This is a story about me. Where I am and where I’m going. These are my confessions.
Yep, I’m Successful
Before you light into me or secretly call me an arrogant cow, let me tell you that I define what my success looks like and it may not look a thing like yours. When I say “success,” what that means to me is that I’m achieving the primary goals I set for myself:
- I have freedom of schedule that let’s me say “Yes” to doing things an 8-5 job wouldn’t allow.
- I do what I love.
My success has nothing to do with the car I drive, the clothes I wear, or the money in my bank. Do I make money? Yes. Do I like making money? Hell yes! But that’s not my definition of success – it’s a by-product.
So, if you want to know the secret of success, it’s setting the bar really low for yourself. I’m kidding. But whatever you do, don’t let someone else define what your success looks likes.
I’m in the last months of my 30’s and I still don’t know what I want to be when I grow up.
I’m Having a Hard Time Nailing Down My Target Audience
I’m reading my way (slowly) through Michael Port’s Book Yourself Solid. To get the most out of it, I’m working through every exercise to figure out things like who are the ideal clients that excite and inspire me and how do I create demand that will draw in those ideal clients?
I’ve narrowed down my focus to projects that meet these requirements:
- I’m a partner in my client’s success and not just a developer who can execute a set of requirements (I’m a consultant, not a freelance developer).
- I’m solving real business problems that either save people time or make people money (I’m helping drive their definition of success).
- I like and can build an ongoing relationship with the customers I serve (I enjoy working with people and they enjoy working with me).
So, those are the types of projects I want, but it doesn’t go far enough to describe my ideal client. Is it local universities? A brick-and-mortar retailer? Another consultant like me?
I don’t know.
The Audience I’ve Built Isn’t the Client I’ve Targeted (in the past)
I’ve blogged (semi-regularly) for three years with tutorials and business learnings. I’ve answered questions in support forums. I run a weekly Genesis Office Hours podcast. I’ve produced a couple of Lynda.com courses. I co-run a local meetup. I speak and teach at WordCamps.

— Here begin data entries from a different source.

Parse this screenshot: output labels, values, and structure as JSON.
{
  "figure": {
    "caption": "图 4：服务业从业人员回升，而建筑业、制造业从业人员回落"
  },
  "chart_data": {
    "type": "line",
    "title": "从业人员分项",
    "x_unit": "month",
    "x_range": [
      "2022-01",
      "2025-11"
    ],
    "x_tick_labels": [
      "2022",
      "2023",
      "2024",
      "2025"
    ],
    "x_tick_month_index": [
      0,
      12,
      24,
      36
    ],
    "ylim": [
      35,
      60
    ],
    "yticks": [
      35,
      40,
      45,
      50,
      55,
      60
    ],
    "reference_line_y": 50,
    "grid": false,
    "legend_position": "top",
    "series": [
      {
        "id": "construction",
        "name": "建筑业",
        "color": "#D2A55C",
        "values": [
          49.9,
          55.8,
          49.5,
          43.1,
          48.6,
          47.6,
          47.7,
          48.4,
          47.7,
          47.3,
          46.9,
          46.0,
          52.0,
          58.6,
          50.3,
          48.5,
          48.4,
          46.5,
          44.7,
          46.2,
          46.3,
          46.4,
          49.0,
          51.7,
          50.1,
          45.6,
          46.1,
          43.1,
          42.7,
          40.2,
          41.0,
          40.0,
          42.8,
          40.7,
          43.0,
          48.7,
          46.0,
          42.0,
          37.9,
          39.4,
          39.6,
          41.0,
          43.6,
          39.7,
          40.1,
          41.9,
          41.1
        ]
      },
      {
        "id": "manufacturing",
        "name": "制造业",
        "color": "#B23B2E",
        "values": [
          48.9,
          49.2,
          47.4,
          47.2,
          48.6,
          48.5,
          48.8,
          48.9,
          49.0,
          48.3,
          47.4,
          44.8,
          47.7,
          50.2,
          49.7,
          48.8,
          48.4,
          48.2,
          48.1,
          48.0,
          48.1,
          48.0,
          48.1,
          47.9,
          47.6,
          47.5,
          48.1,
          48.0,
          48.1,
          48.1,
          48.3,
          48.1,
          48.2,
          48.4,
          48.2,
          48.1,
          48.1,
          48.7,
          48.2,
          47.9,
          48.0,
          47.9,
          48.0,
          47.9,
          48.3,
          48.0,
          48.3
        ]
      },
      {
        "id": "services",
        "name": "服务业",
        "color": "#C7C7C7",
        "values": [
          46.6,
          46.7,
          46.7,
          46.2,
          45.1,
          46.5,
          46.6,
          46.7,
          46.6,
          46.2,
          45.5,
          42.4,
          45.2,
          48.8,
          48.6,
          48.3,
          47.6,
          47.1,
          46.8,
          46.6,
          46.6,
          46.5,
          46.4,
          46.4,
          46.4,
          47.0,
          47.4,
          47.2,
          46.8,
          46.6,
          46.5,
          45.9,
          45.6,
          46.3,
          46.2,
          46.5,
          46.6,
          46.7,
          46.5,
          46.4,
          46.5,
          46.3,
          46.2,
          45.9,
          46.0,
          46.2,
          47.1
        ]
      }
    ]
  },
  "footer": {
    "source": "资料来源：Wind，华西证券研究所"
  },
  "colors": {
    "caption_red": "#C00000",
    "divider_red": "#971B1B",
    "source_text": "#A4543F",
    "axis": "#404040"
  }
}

I don’t mean those as brags, but to point out a trend (that’s taken me awhile to realize): I regularly produce content for an audience that’s never been my target. I love doing it – it energizes me, it gives me credibility in the community, and frankly, I like helping people learn. But (and everyone I know has a big but), does it make good business sense to spend so much energy creating resources for people who will ultimately never hire me?
I don’t know.
I’m Unsure Which Direction to Go
In pondering my target client versus the audience I’ve invested heavily in… Do I shift my content to attract the (as yet unnamed) ideal client? Or do I shift my service offerings to an already waiting audience? The former maintains a focus toward consulting and developing, while the latter leans toward consulting and teaching. Which way do I go (or do I pursue both)?
I don’t know.
Oh the Places I’ll (Hopefully, Even Though Hope is Not a Strategy) Go
When I graduated from TCU, my sister gave me a copy of Dr Seuss’s Oh, The Places You’ll Go! She left an inscription inside the cover encouraging me that I could go anywhere, do anything. It’s a sweet thing for someone else to have confidence in you when you’re not feeling terribly confident.
I fully realize that having the option to make a career choice is a first world problem, and a privileged one at that. Even still, I can relate to Dr. Seuss’s musings:
Do you dare to stay out? Do you dare to go in?
How much can you lose? How much can you win?
And IF you go in, should turn left or right…
or right-and-three-quarters? Or, maybe, not quite?
Or go around back and sneak in from behind?
Simple it’s not, I’m afraid you will find,
for a mind -maker-upper to make up his mind.
I’ve always found the end of the year to be a good time for retrospection, so that’s part of what I’m doing in this post. The other part is just to get my thoughts down and say out loud that I do not, in fact, have it all together.
I’m a work in progress. I’m betting you are, too.